Under the draft language, which will go before the state’s Safety and Health Codes Board on Wednesday morning, businesses that choose to implement CDC guidelines rather than the new state rules would have to follow all of the CDC’s recommendations, even though they are presented as optional by the federal government.
The state Department of Labor and Industry has said the approach will still give them the authority to respond to employee complaints, conduct workplace inspections and issue fines for noncompliance.
“If we did an inspection and employers said they were following CDC guidelines, we would be asking them to prove it by providing documents they were referencing and specific provisions they were referencing,” Jay Withrow of the Virginia Department of Labor and Industry.
But labor groups contend that CDC guidelines won’t do as much to protect works as the regulations the state is preparing to adopt.
“For one there’s a lot of them; two, they’re confusing and vague; three, they change all the time,” said Rebecca Reindel, the safety and health director of the AFL-CIO. “And when you actually look at the structure and the language in them, they’re quite weak.”
She said CDC guidance tends to include language recommending things like face coverings and barriers, but only “when feasible.” And that in many cases, businesses determine those measures are not feasible.
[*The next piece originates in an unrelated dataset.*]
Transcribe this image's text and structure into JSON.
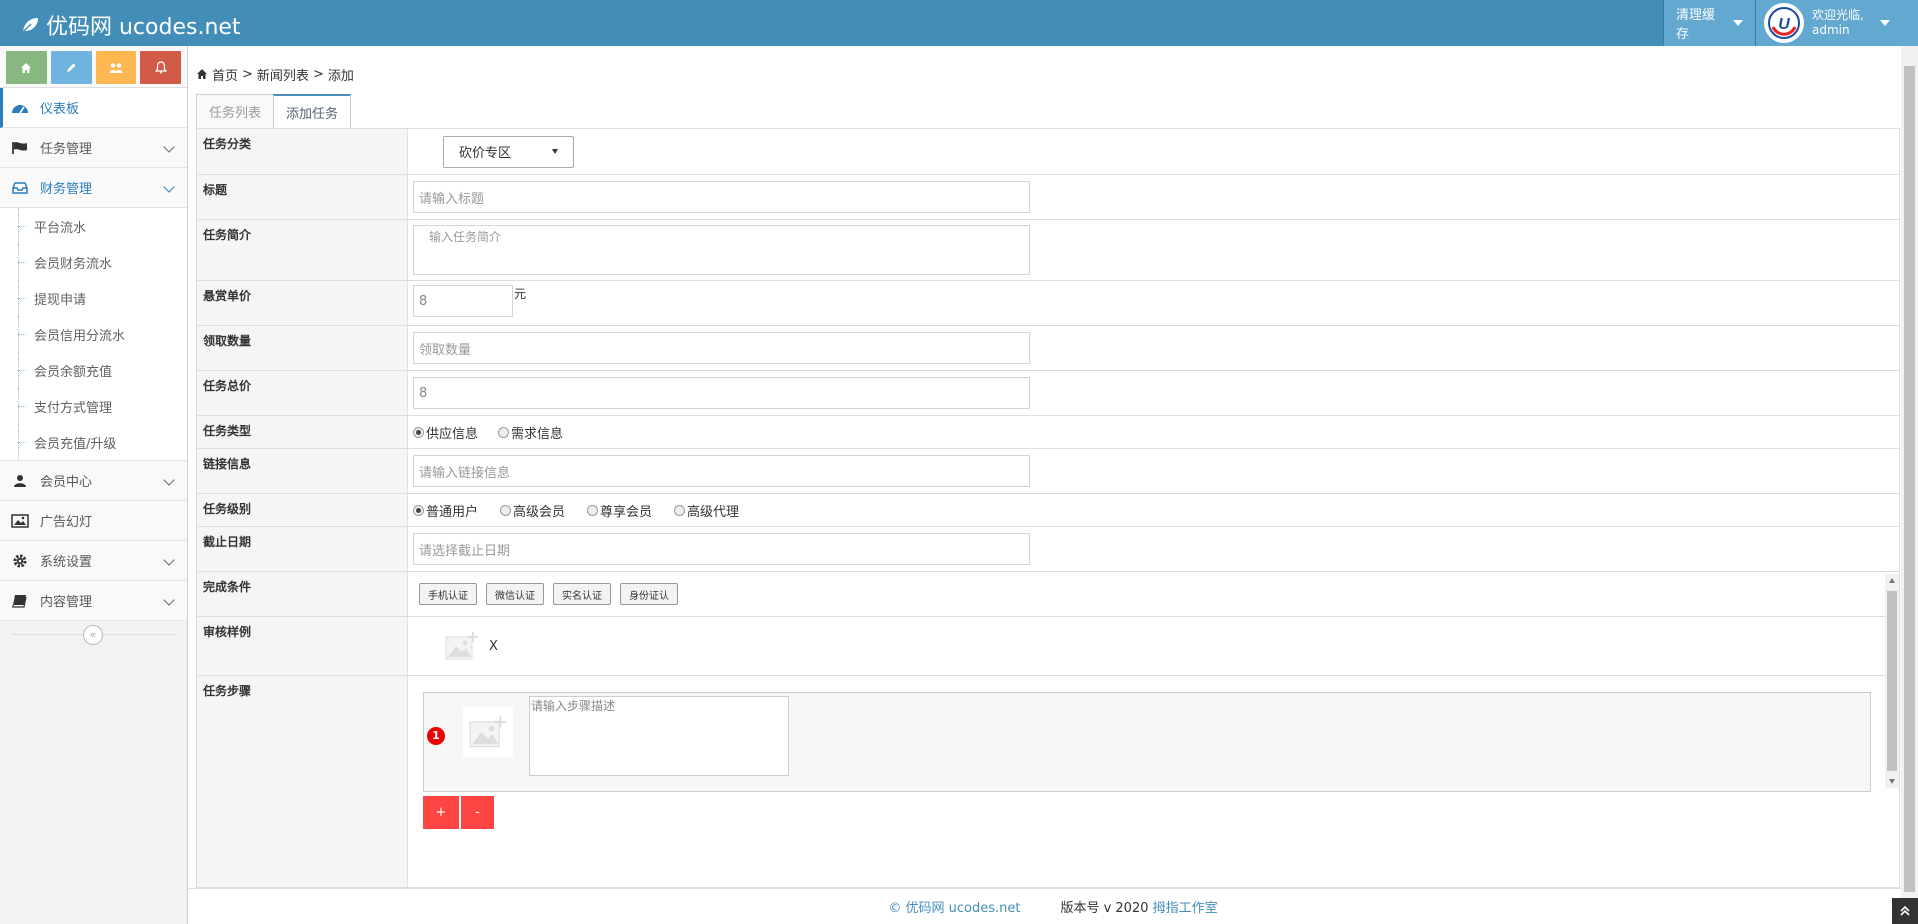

The state’s rules are far more specific, laying out other protective steps workplaces must take when social distancing isn’t possible.
“An employer could go through and say, I considered it and I didn’t think I could do it,” she said. “It wouldn’t give OSHA much to enforce.”
She also noted that under the state’s rules, employers would be required to notify employees, the health department and state regulators when workers test positive—a requirement that doesn’t exist in CDC guidelines.
Whether to allow CDC guidelines to stand in for the state’s new rule has been a recurring subject of debate among members of the Safety and Health Codes Board, which has so far held three day-long meetings over the past three weeks to discuss, debate and amend the proposed rules.
Charles Stiff, who chairs the board and represents industrial employers, said he was comfortable with the language because it would make CDC guidance mandatory and enforceable.
Other board members have argued forcefully against it, pursuing amendments to strike the provision.
“If you want to use CDC guidance, so be it, but you still need to follow the standard,” Travis Parsons, who represents construction laborers on the board, told his fellow board members during a meeting last week. “Why are we doing this if we’re just going to allow CDC guidance to exempt people?”